Publishing manifestos is quite in vogue in fashion at the moment — what, in your eyes, is the value of a ‘fashion manifesto’ in 2020?
Babak: I would say that there is little value in publishing a fashion manifesto in 2020. This year has been catastrophic exactly in as much as it has exposed every vulnerability, inequity and stupidity that existed last year and every year before that. I think the least we can do is refuse to ‘go back to normal’. What we published as our MARNIFESTO when we finished this project was exactly what we sent to our collaborators in order to create it.
Francesco: I do not have an answer to that, but it triggers something I hear from Babak sometimes: any answer we give must come in the form of a question.
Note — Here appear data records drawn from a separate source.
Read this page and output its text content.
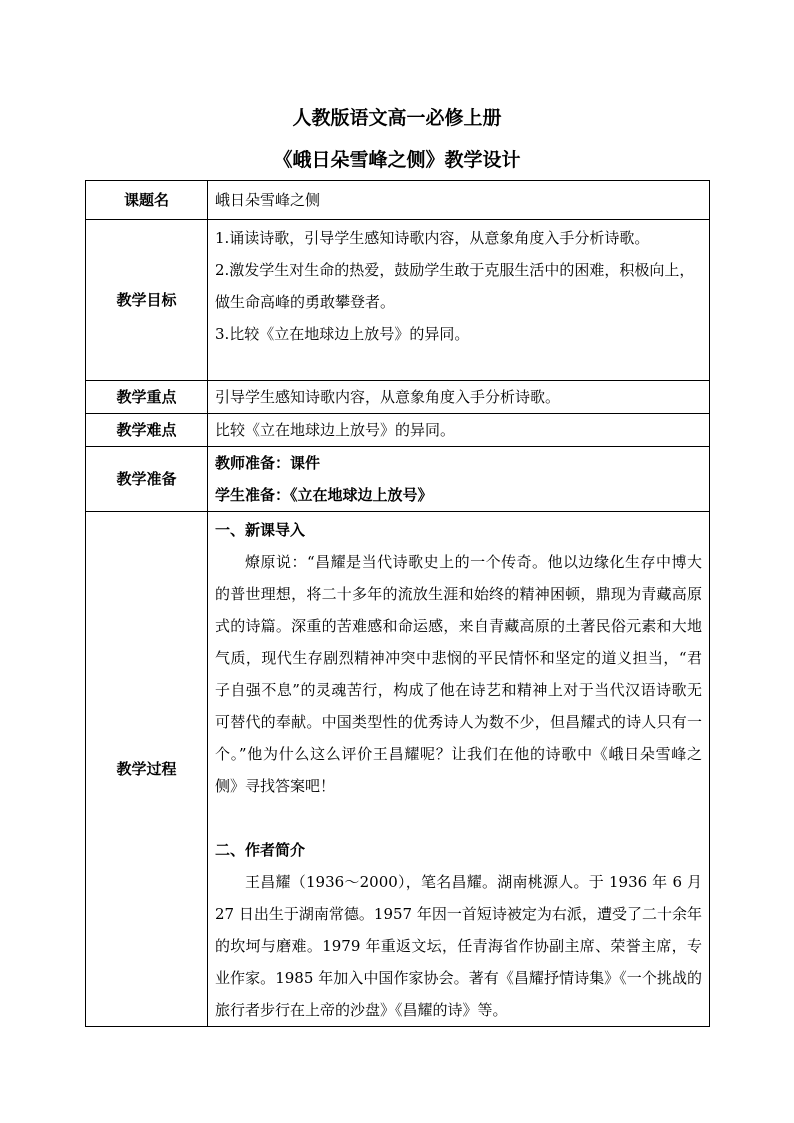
人教版语文高一必修上册
《峨日朵雪峰之侧》教学设计
课题名	峨日朵雪峰之侧
教学目标	1.诵读诗歌，引导学生感知诗歌内容，从意象角度入手分析诗歌。
2.激发学生对生命的热爱，鼓励学生敢于克服生活中的困难，积极向上，做生命高峰的勇敢攀登者。
3.比较《立在地球边上放号》的异同。

教学重点	引导学生感知诗歌内容，从意象角度入手分析诗歌。
教学难点	比较《立在地球边上放号》的异同。
教学准备	教师准备：课件
学生准备：《立在地球边上放号》

教学过程	一、新课导入
燎原说：“昌耀是当代诗歌史上的一个传奇。他以边缘化生存中博大的普世理想，将二十多年的流放生涯和始终的精神困顿，鼎现为青藏高原式的诗篇。深重的苦难感和命运感，来自青藏高原的土著民俗元素和大地气质，现代生存剧烈精神冲突中悲悯的平民情怀和坚定的道义担当，“君子自强不息”的灵魂苦行，构成了他在诗艺和精神上对于当代汉语诗歌无可替代的奉献。中国类型性的优秀诗人为数不少，但昌耀式的诗人只有一个。”他为什么这么评价王昌耀呢？让我们在他的诗歌中《峨日朵雪峰之侧》寻找答案吧！
二、作者简介
王昌耀（1936～2000），笔名昌耀。湖南桃源人。于 1936 年 6 月 27 日出生于湖南常德。1957 年因一首短诗被定为右派，遭受了二十余年的坎坷与磨难。1979 年重返文坛，任青海省作协副主席、荣誉主席，专业作家。1985 年加入中国作家协会。著有《昌耀抒情诗集》《一个挑战的旅行者步行在上帝的沙盘》《昌耀的诗》等。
So I question: Is it about the object or is it about the space around the object?
What do you think the events of this year have taught us about fashion’s flaws? And what would you say are the most important lessons that people working in it must learn as we move forward?
Babak: I’m very happy with what we did — but I can’t speak for the industry. I think brands should take seriously the fact that they have to board up their windows every time there is a movement for justice.
Francesco: We experienced both the good and the bad – I guess time will tell if these events changed us, for real. But I think we all had to face and acknowledge our fragility – as humans, but also as systems. I feel fortunate because we had a chance to rediscover a purer form of creativity, which allows for time, humanity, and risk. Deprived of all our templates, we could finally question them. And create something new. That’s our job after all.